Four Artists With Unique Styles and subject matter will be featured in “Eccentric Visions,” the new exhibition at ArtSpace/Virginia Miller Galleries in downtown Coral Gables opening May 4, 2018. “Although at first they appear unrelated, each of these artists takes reality and stretches it into another dimension that reflects their particular visions,” said Virginia Miller, owner and director of greater Miami’s longest-established contemporary fine art gallery. “This show demonstrates how varied that interpretation of reality can be.”
Arless Day, whose collages of architecture, landscapes and interiors look almost familiar and oddly mysterious, transcends their subject matter into what one critic proclaimed “a classical universality.” Day, who was born in Baton Rouge, Louisiana in 1951, has exhibited since 1981 in leading museums and galleries in every corner of the U.S. as well as England, New Zealand and Zimbabwe, and is included in more than two dozen prestigious museum and corporate collections.
According to Day, “I like to connect to a beautiful setting that does not really exist, but has a character of its own and in which everyone can feel positive because there is something new and refreshing, but in which there are always some missing elements or little mysteries.”
Unlike Day, whose mosaic-like collages create an overall impression, Renato Meziat, a Brazilian autodidact, paints still lifes and figurative canvases so realistic one can almost reach out and touch their flowers, glassware and models.
“Meziat shares the ability of the best hyperrealists to render ordinary objects in such exquisite detail as to make each so precious that we look at it in a different, more appreciative manner, transcending actuality,” notes Virginia Miller. “His paintings have a magical quality that defy description.”
Inspired by such leading Latin American realists as Claudio Bravo of Chile and Julio Larraz of Cuba, Meziat has participated in exhibitions since 1979 in such leading venues in Brazil and the United States as Hammer Galleries in New York City and various international art fairs.
City-scapes and interiors by Anders Moseholm, a Danish artist, “create a mood–a sense of motion, an authentic emotional scene,” according to the artist.
“Paintings by Moseholm look and seem familiar, as if we have been there,” notes Virginia Miller. “Somehow he captures such universal qualities in his scenes that we feel we know their locales even though they are fictional.” She describes his canvases as “an emotional trip.”
Moseholm has exhibited internationally since 1997, including solo and group exhibitions in China, Denmark, Estonia, France, Germany, Spain, Sweden, and the United States. His work is included the such important Danish collections as the Vejle Kunstmuseum, the Skive Kunstmuseum, the Carlsberg Foundation and the Danish Arts Foundation, as well as private and corporate collections in China, Europe and the United States. The magic realism of Mario Segundo Pérez of Argentina is characteristic of a chiefly Latin-American concept in painting, literature and film. Many of his paintings are based on the games, parties and bonfires of his childhood in the arid, desert-like area of western Argentina.
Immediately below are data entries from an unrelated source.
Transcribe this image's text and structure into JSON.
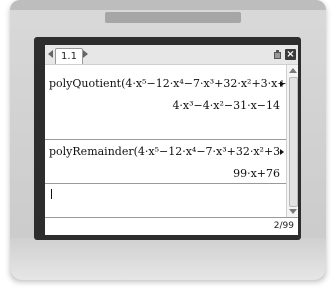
{
  "tab": {
    "label": "1.1"
  },
  "entries": [
    {
      "command": "polyQuotient(4·x⁵−12·x⁴−7·x³+32·x²+3·x+",
      "result": "4·x³−4·x²−31·x−14"
    },
    {
      "command": "polyRemainder(4·x⁵−12·x⁴−7·x³+32·x²+3·",
      "result": "99·x+76"
    }
  ],
  "status": {
    "page_count": "2/99"
  },
  "colors": {
    "bezel": "#2d2d2d",
    "tabbar": "#e7e7e7",
    "device": "#d0d0d0"
  }
}
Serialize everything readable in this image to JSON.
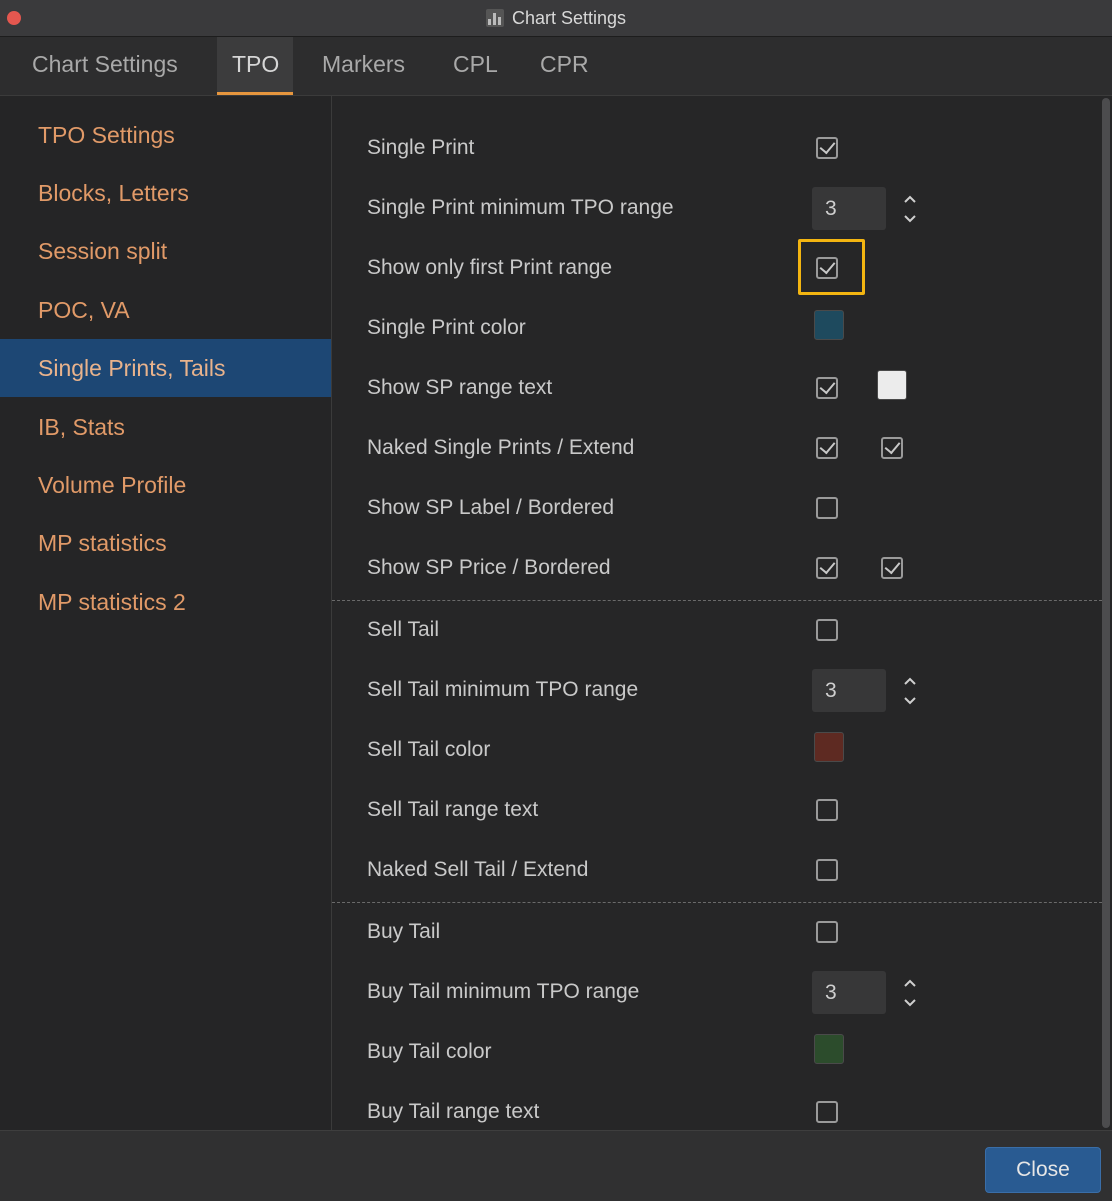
{
  "window": {
    "title": "Chart Settings"
  },
  "tabs": [
    {
      "label": "Chart Settings",
      "active": false
    },
    {
      "label": "TPO",
      "active": true
    },
    {
      "label": "Markers",
      "active": false
    },
    {
      "label": "CPL",
      "active": false
    },
    {
      "label": "CPR",
      "active": false
    }
  ],
  "sidebar": {
    "items": [
      {
        "label": "TPO Settings"
      },
      {
        "label": "Blocks, Letters"
      },
      {
        "label": "Session split"
      },
      {
        "label": "POC, VA"
      },
      {
        "label": "Single Prints, Tails",
        "active": true
      },
      {
        "label": "IB, Stats"
      },
      {
        "label": "Volume Profile"
      },
      {
        "label": "MP statistics"
      },
      {
        "label": "MP statistics 2"
      }
    ]
  },
  "settings": {
    "single_print": {
      "label": "Single Print",
      "checked": true
    },
    "single_print_min": {
      "label": "Single Print minimum TPO range",
      "value": "3"
    },
    "show_first_range": {
      "label": "Show only first Print range",
      "checked": true
    },
    "single_print_color": {
      "label": "Single Print color",
      "color": "#1e4a5e"
    },
    "show_sp_range_text": {
      "label": "Show SP range text",
      "checked": true,
      "color": "#ececec"
    },
    "naked_single_prints": {
      "label": "Naked Single Prints / Extend",
      "checked": true,
      "extend_checked": true
    },
    "show_sp_label": {
      "label": "Show SP Label / Bordered",
      "checked": false
    },
    "show_sp_price": {
      "label": "Show SP Price / Bordered",
      "checked": true,
      "bordered_checked": true
    },
    "sell_tail": {
      "label": "Sell Tail",
      "checked": false
    },
    "sell_tail_min": {
      "label": "Sell Tail minimum TPO range",
      "value": "3"
    },
    "sell_tail_color": {
      "label": "Sell Tail color",
      "color": "#5e2a22"
    },
    "sell_tail_range_text": {
      "label": "Sell Tail range text",
      "checked": false
    },
    "naked_sell_tail": {
      "label": "Naked Sell Tail / Extend",
      "checked": false
    },
    "buy_tail": {
      "label": "Buy Tail",
      "checked": false
    },
    "buy_tail_min": {
      "label": "Buy Tail minimum TPO range",
      "value": "3"
    },
    "buy_tail_color": {
      "label": "Buy Tail color",
      "color": "#2c4c2c"
    },
    "buy_tail_range_text": {
      "label": "Buy Tail range text",
      "checked": false
    }
  },
  "footer": {
    "close_label": "Close"
  }
}
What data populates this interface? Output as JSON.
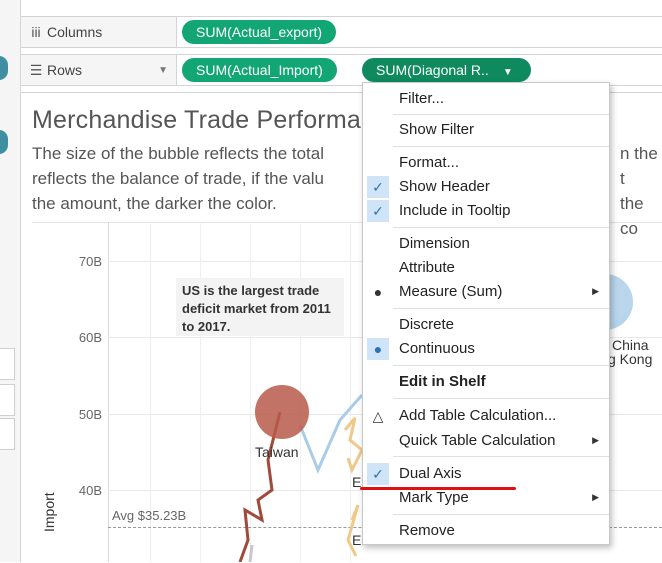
{
  "shelves": {
    "columns": {
      "label": "Columns",
      "icon": "iii",
      "pills": [
        "SUM(Actual_export)"
      ]
    },
    "rows": {
      "label": "Rows",
      "icon": "☰",
      "pills": [
        "SUM(Actual_Import)",
        "SUM(Diagonal R.."
      ]
    }
  },
  "view": {
    "title": "Merchandise Trade Performa",
    "subtitle_lines": [
      "The size of the bubble reflects the total",
      "reflects the balance of trade, if the valu",
      "the amount, the darker the color."
    ],
    "subtitle_right_lines": [
      "n the t",
      "the co"
    ],
    "y_axis_title": "Import",
    "y_ticks": [
      "70B",
      "60B",
      "50B",
      "40B"
    ],
    "avg_label": "Avg $35.23B",
    "annotation": [
      "US is the largest trade",
      "deficit market from 2011",
      "to 2017."
    ],
    "mark_labels": {
      "taiwan": "Taiwan",
      "china": "China",
      "hong_kong": "g Kong",
      "e1": "E",
      "e2": "E"
    }
  },
  "menu": {
    "items": {
      "filter": "Filter...",
      "show_filter": "Show Filter",
      "format": "Format...",
      "show_header": "Show Header",
      "include_tooltip": "Include in Tooltip",
      "dimension": "Dimension",
      "attribute": "Attribute",
      "measure": "Measure (Sum)",
      "discrete": "Discrete",
      "continuous": "Continuous",
      "edit_in_shelf": "Edit in Shelf",
      "add_table_calc": "Add Table Calculation...",
      "quick_table_calc": "Quick Table Calculation",
      "dual_axis": "Dual Axis",
      "mark_type": "Mark Type",
      "remove": "Remove"
    },
    "checked": {
      "show_header": true,
      "include_tooltip": true,
      "measure": true,
      "continuous": true,
      "dual_axis": true
    }
  },
  "colors": {
    "pill": "#13a675",
    "pill_active": "#0e8a5e",
    "check_bg": "#cfe4f7",
    "highlight": "#e01010",
    "taiwan_bubble": "#b85a4a",
    "taiwan_line": "#a14a3a",
    "china_bubble": "#a9cce8",
    "us_line": "#a9cce8",
    "eu_line": "#f0c88a"
  }
}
“By incorporating fantastic or mythical elements into an otherwise realistic scenario, Segundo Pérez transports the viewer into an imaginary landscape that seems playful and fun,” Miller notes.
Recipient of a Pollock-Krasner Foundation Grant, among other awards and honors, the 58-year-old artist has had solo exhibitions in South America, the United States and Spain along with Berlin and New York. His paintings are included in numerous private and public collections, including the Ciudad Casa de Gobierno (the Buenos Aires City Hall); the University of Miami School of Architecture, and the College of Communication, Architecture and the Arts (CARTA) at Florida International University.